By Sydney Crone
“The thing I realize is that it's not what you take, it’s what you leave.”
Year after year, January comes with two things: making a resolution to change something in your life, and then remembering how hard it can be to change your life. But, how hard is it to change someone else’s life?
All the Bright Places, published in 2015 and the first novel written by author Jennifer Niven, follows Violet Markey and Theodore Finch as their lives intertwine together. (In 2020, All the Bright Places was also made into a movie! It stars Elle Fanning and Justice Smith, and is available to watch on Netflix.)
For Violet, her past haunts her. For Finch, the future terrifies him. Despite being nothing more than classmates at the beginning of the book, the universe forces them together in an unusual way, and they help each other finally focus on the present.

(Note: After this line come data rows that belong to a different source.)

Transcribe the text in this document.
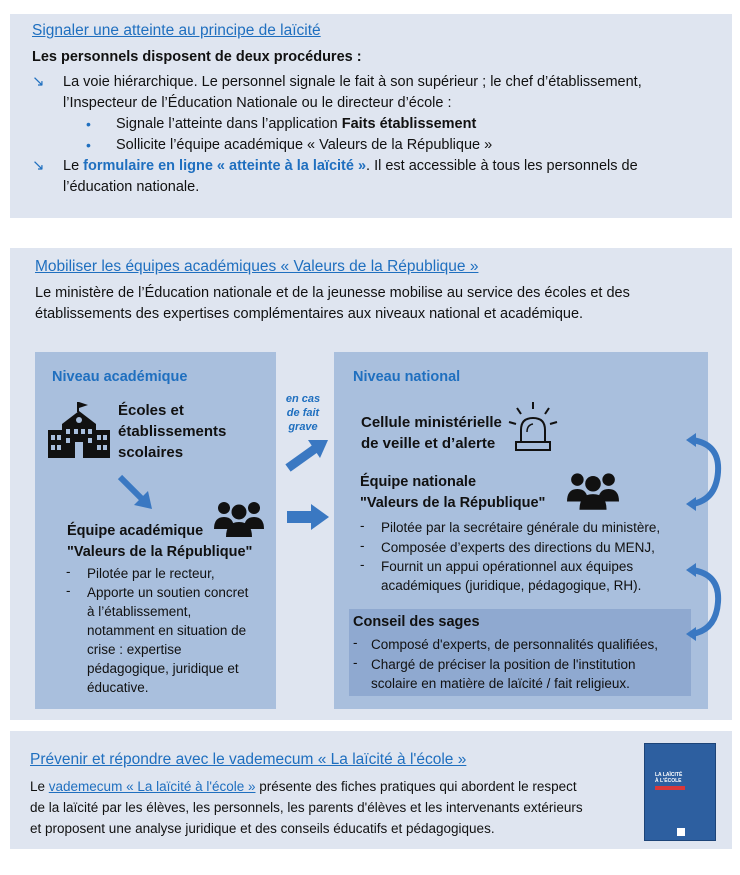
Signaler une atteinte au principe de laïcité
Les personnels disposent de deux procédures :
↘ La voie hiérarchique. Le personnel signale le fait à son supérieur ; le chef d’établissement,
l’Inspecteur de l’Éducation Nationale ou le directeur d’école :
• Signale l’atteinte dans l’application Faits établissement
• Sollicite l’équipe académique « Valeurs de la République »
↘ Le formulaire en ligne « atteinte à la laïcité ». Il est accessible à tous les personnels de
l’éducation nationale.
Mobiliser les équipes académiques « Valeurs de la République »
Le ministère de l’Éducation nationale et de la jeunesse mobilise au service des écoles et des
établissements des expertises complémentaires aux niveaux national et académique.
Niveau académique
Écoles et
établissements
scolaires
Équipe académique
"Valeurs de la République"
- Pilotée par le recteur,
- Apporte un soutien concret
à l’établissement,
notamment en situation de
crise : expertise
pédagogique, juridique et
éducative.
en cas
de fait
grave
Niveau national
Cellule ministérielle
de veille et d’alerte
Équipe nationale
"Valeurs de la République"
- Pilotée par la secrétaire générale du ministère,
- Composée d’experts des directions du MENJ,
- Fournit un appui opérationnel aux équipes
académiques (juridique, pédagogique, RH).
Conseil des sages
- Composé d'experts, de personnalités qualifiées,
- Chargé de préciser la position de l'institution
scolaire en matière de laïcité / fait religieux.
Prévenir et répondre avec le vademecum « La laïcité à l'école »
Le vademecum « La laïcité à l'école » présente des fiches pratiques qui abordent le respect
de la laïcité par les élèves, les personnels, les parents d'élèves et les intervenants extérieurs
et proposent une analyse juridique et des conseils éducatifs et pédagogiques.
LA LAÏCITÉ
À L'ÉCOLE
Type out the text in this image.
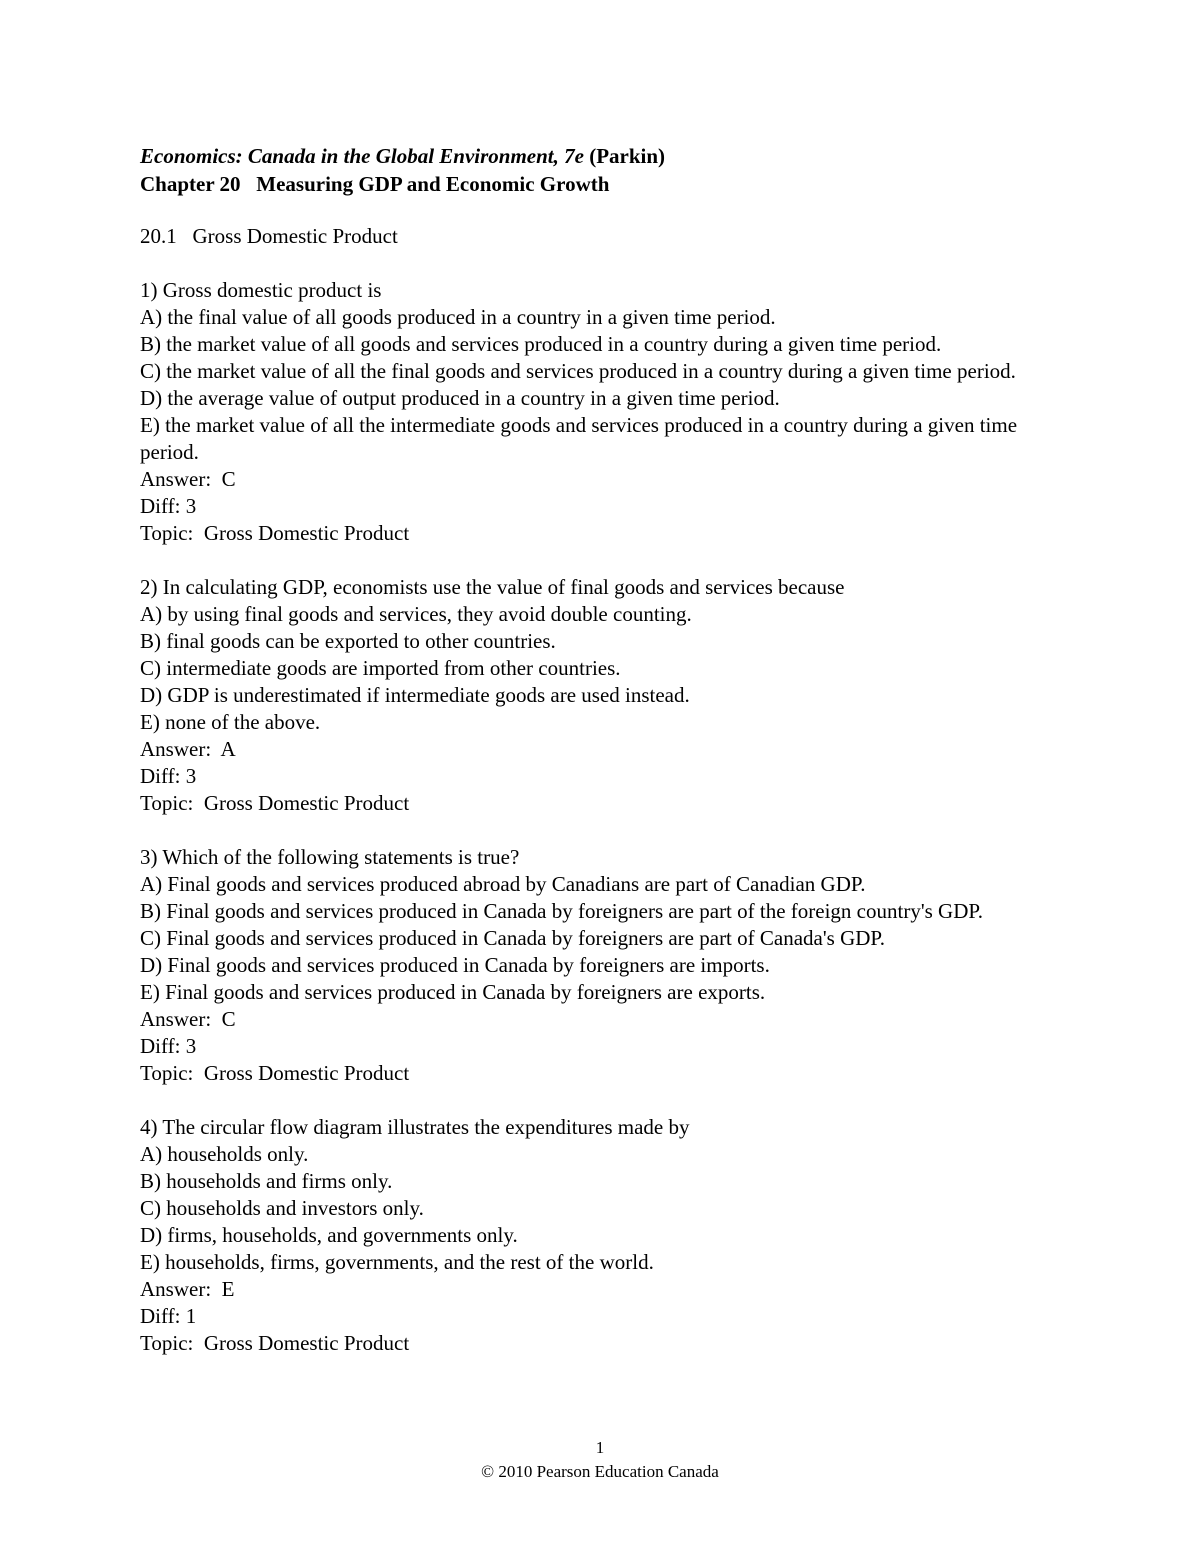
Economics: Canada in the Global Environment, 7e (Parkin)
Chapter 20   Measuring GDP and Economic Growth
20.1 Gross Domestic Product
1) Gross domestic product is
A) the final value of all goods produced in a country in a given time period.
B) the market value of all goods and services produced in a country during a given time period.
C) the market value of all the final goods and services produced in a country during a given time period.
D) the average value of output produced in a country in a given time period.
E) the market value of all the intermediate goods and services produced in a country during a given time period.
Answer:  C
Diff: 3
Topic:  Gross Domestic Product
2) In calculating GDP, economists use the value of final goods and services because
A) by using final goods and services, they avoid double counting.
B) final goods can be exported to other countries.
C) intermediate goods are imported from other countries.
D) GDP is underestimated if intermediate goods are used instead.
E) none of the above.
Answer:  A
Diff: 3
Topic:  Gross Domestic Product
3) Which of the following statements is true?
A) Final goods and services produced abroad by Canadians are part of Canadian GDP.
B) Final goods and services produced in Canada by foreigners are part of the foreign country's GDP.
C) Final goods and services produced in Canada by foreigners are part of Canada's GDP.
D) Final goods and services produced in Canada by foreigners are imports.
E) Final goods and services produced in Canada by foreigners are exports.
Answer:  C
Diff: 3
Topic:  Gross Domestic Product
4) The circular flow diagram illustrates the expenditures made by
A) households only.
B) households and firms only.
C) households and investors only.
D) firms, households, and governments only.
E) households, firms, governments, and the rest of the world.
Answer:  E
Diff: 1
Topic:  Gross Domestic Product
1
© 2010 Pearson Education Canada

All the Bright Places is everything great about the YA genre: relatable characters, a coming-of-age story, an important focus on mental health, and an ending that will leave you somehow simultaneously content with how things are left and wanting more. Niven writes both Violet and Finch so that their flaws are just as personal and realistic as their strengths. As the reader, you follow the ups and downs of their relationship as they help each other find joy and beauty in even the smallest aspects of life. You learn and mature with both of them, and in my experience, the book even inspired me to find new details in my own life to appreciate. All the Bright Places is a book that teaches you to slow down, take a deep breath, and cherish the now. The themes of mental illness and struggles are handled in a way that's both delicate and genuine; however, if you are struggling, I would recommend looking up a content warning before reading! Despite some of the darker subject matter within the book, All the Bright Places is a story about how surprisingly beautiful life can be when you stop and see it for what it truly is. It’s a story about finding the light at the end of the tunnel, and seeing that no matter what, there are people who care about you and want to see you succeed, that no matter what, there are bright places.
“...and I think of my own epitaph, still to be written, and all the places I’ll wander. No longer rooted, but gold, flowing. I feel a thousand capacities spring up in me.”